Palm-wine (of Maringa in Sierra Leone) is gitaarmuziek vernoemd naar de gelijknamige alcoholische volksdrank (in Sierra Leone Ponyo genoemd), gemaakt van het gegiste sap van een palm. De vroegste historie van het genre gaat terug tot de Portugese zeevaarders die de gitaar introduceerden aan de kusten van West-Afrika. Palm-wine vertoont gelijkenis met calypso, waarschijnlijk mede door de invloed van West-Indische militairen die vanaf 1819 Afro-Caribische fenomenen als brassbands en calypso introduceerden.

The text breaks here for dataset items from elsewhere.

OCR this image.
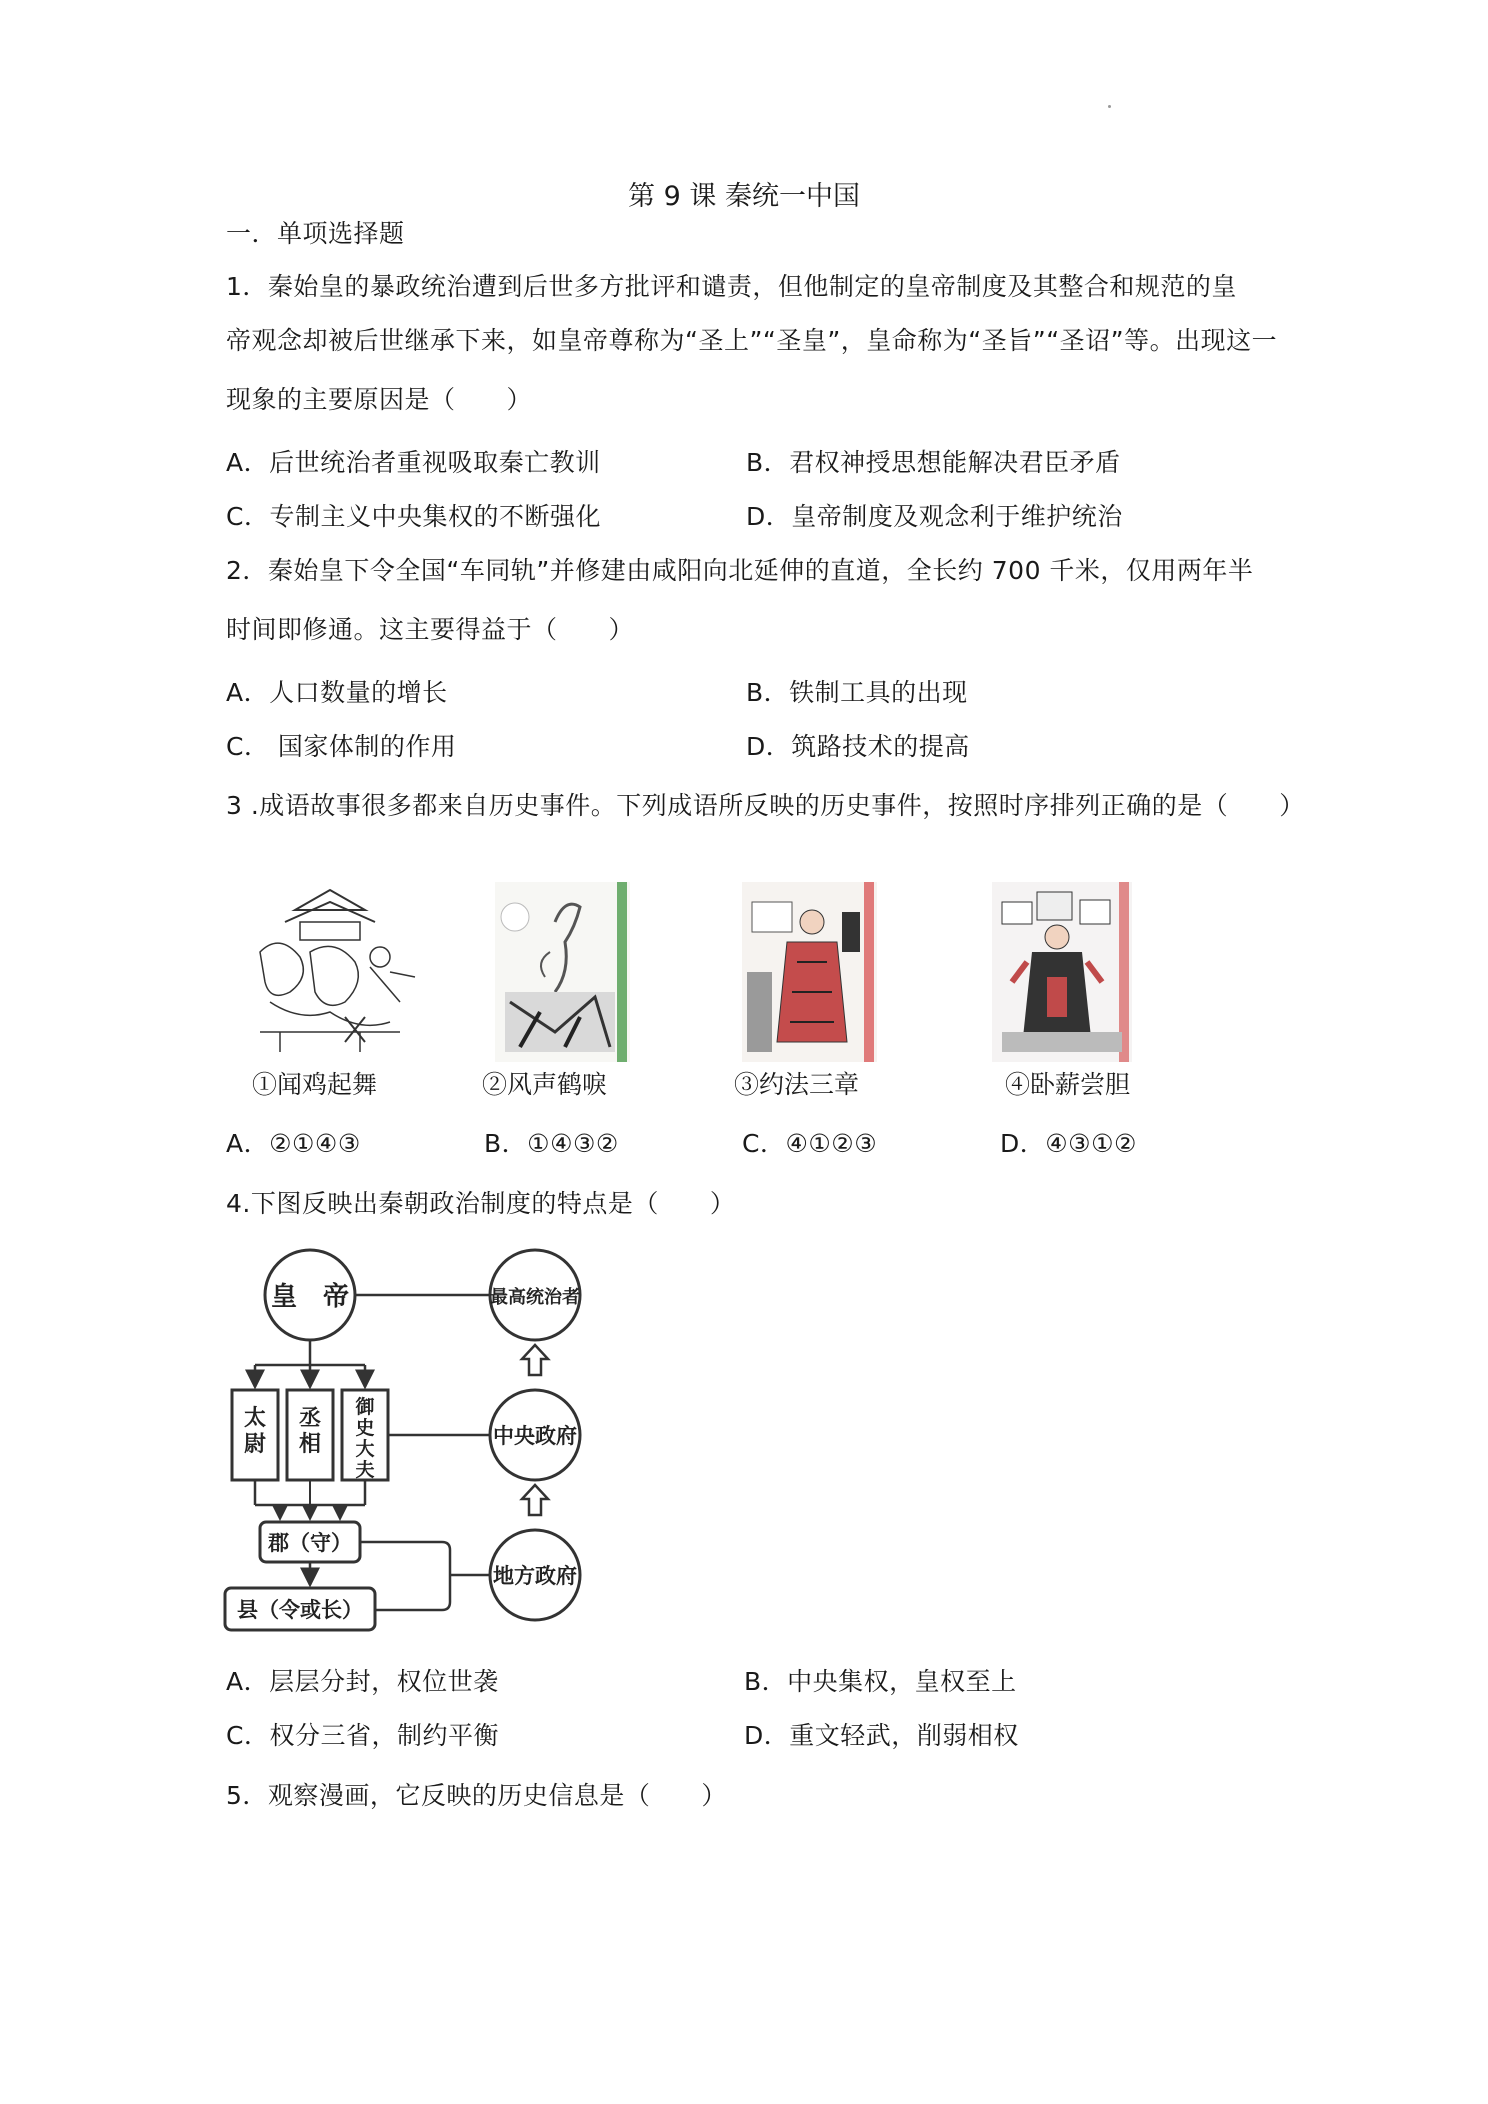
第 9 课 秦统一中国
一．单项选择题
1．秦始皇的暴政统治遭到后世多方批评和谴责，但他制定的皇帝制度及其整合和规范的皇
帝观念却被后世继承下来，如皇帝尊称为“圣上”“圣皇”，皇命称为“圣旨”“圣诏”等。出现这一
现象的主要原因是（　　）
A．后世统治者重视吸取秦亡教训	B．君权神授思想能解决君臣矛盾
C．专制主义中央集权的不断强化	D．皇帝制度及观念利于维护统治
2．秦始皇下令全国“车同轨”并修建由咸阳向北延伸的直道，全长约 700 千米，仅用两年半
时间即修通。这主要得益于（　　）
A．人口数量的增长	B．铁制工具的出现
C． 国家体制的作用	D．筑路技术的提高
3 .成语故事很多都来自历史事件。下列成语所反映的历史事件，按照时序排列正确的是（　　）
①闻鸡起舞	②风声鹤唳	③约法三章	④卧薪尝胆
A．②①④③	B．①④③②	C．④①②③	D．④③①②
4.下图反映出秦朝政治制度的特点是（　　）
皇　帝
太尉
丞相
御史大夫
郡（守）
县（令或长）
最高统治者
中央政府
地方政府
A．层层分封，权位世袭	B．中央集权，皇权至上
C．权分三省，制约平衡	D．重文轻武，削弱相权
5．观察漫画，它反映的历史信息是（　　）
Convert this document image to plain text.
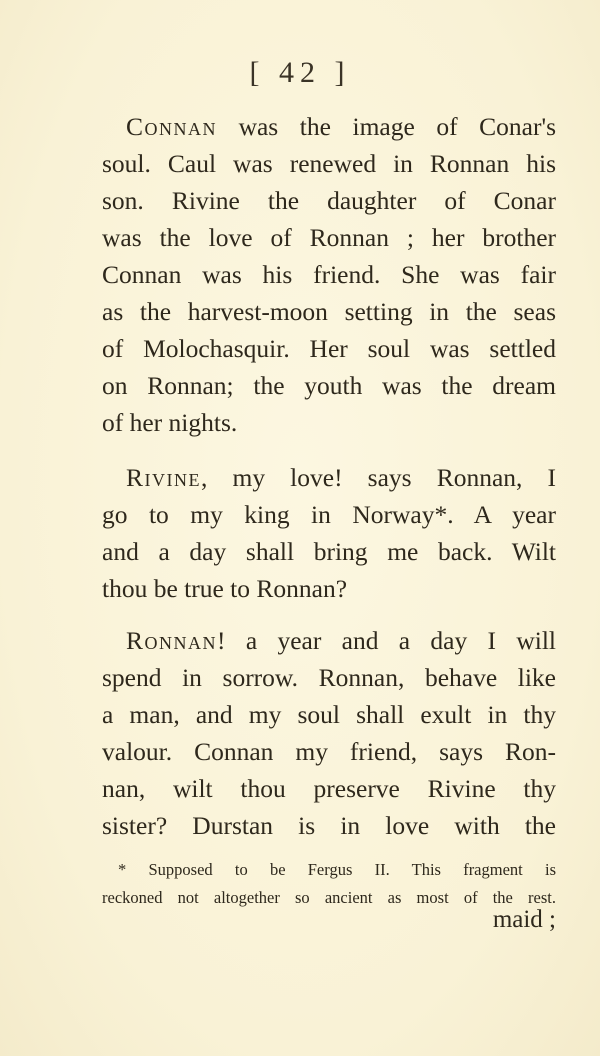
[ 42 ]
Connan was the image of Conar's
soul. Caul was renewed in Ronnan his
son. Rivine the daughter of Conar
was the love of Ronnan ; her brother
Connan was his friend. She was fair
as the harvest-moon setting in the seas
of Molochasquir. Her soul was settled
on Ronnan; the youth was the dream
of her nights.
Rivine, my love! says Ronnan, I
go to my king in Norway*. A year
and a day shall bring me back. Wilt
thou be true to Ronnan?
Ronnan! a year and a day I will
spend in sorrow. Ronnan, behave like
a man, and my soul shall exult in thy
valour. Connan my friend, says Ron-
nan, wilt thou preserve Rivine thy
sister? Durstan is in love with the
* Supposed to be Fergus II. This fragment is
reckoned not altogether so ancient as most of the rest.
maid ;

Gumbe (ook wel Gumbay of Goombay) is traditionele Krio muziek gespeeld op de Gumbe-drum, een vierkante drum waarop de drummer zit, eventueel vergezeld door Westerse instrumenten, maar in essentie behoeft Gumbe die niet. Gumbe is op Jamaica ontwikkeld door Afrikaanse slaven en werd vanaf 1800 in Freetown geïntroduceerd door de Jamaicaanse Marrons. Vanaf 1820 werd Gumbe populair onder de bevolking van Freetown en het genre verspreidde zich over heel West-Afrika via de Saro in Nigeria en de Krio-immigranten op Fernando Po. Vanaf 1900 ontwikkelden zich in Freetown nieuwe varianten van Gumbe, Asiko of Ashiko, dat wordt vergezeld door gitaren en accordeons, en baskeda, dat gelijkenis vertoont met reggae. Gumbe is nog steeds erg populair en wordt in Freetown veelal gespeeld tijdens speciale gelegenheden en wordt gekenmerkt door interactie met omstanders – die kunnen participeren in bijvoorbeeld de zang.
Afro Highlife (ook wel Highlife of Afropop genoemd) is een wat moderner muziekgenre dat zich ontwikkelde in Sierra Leone, Ghana en Nigeria vanaf 1920 en verspreidde zich later over heel West-Afrika. In de highlife worden blaasinstrumenten gebruikt en meerdere gitaren en zou invloed kunnen hebben gehad op de Congolese soukous. Het ritme van de highlife zou zijn afgeleid van de Samba die in West-Afrika werd geïntroduceerd door de Aguda.
Momenteel is de fusie tussen Afrikaanse en Caribische genres en Amerikaanse R&B en hip-hop immens populair onder de jeugd van Sierra Leone en dit heeft geleid tot een nieuw genre, hoewel vooralsnog naamloos. Populaire artiesten zijn Emmerson, Manzu avec C-Bolt, 2 plus 1, Succulent, K-man en nog veel meer.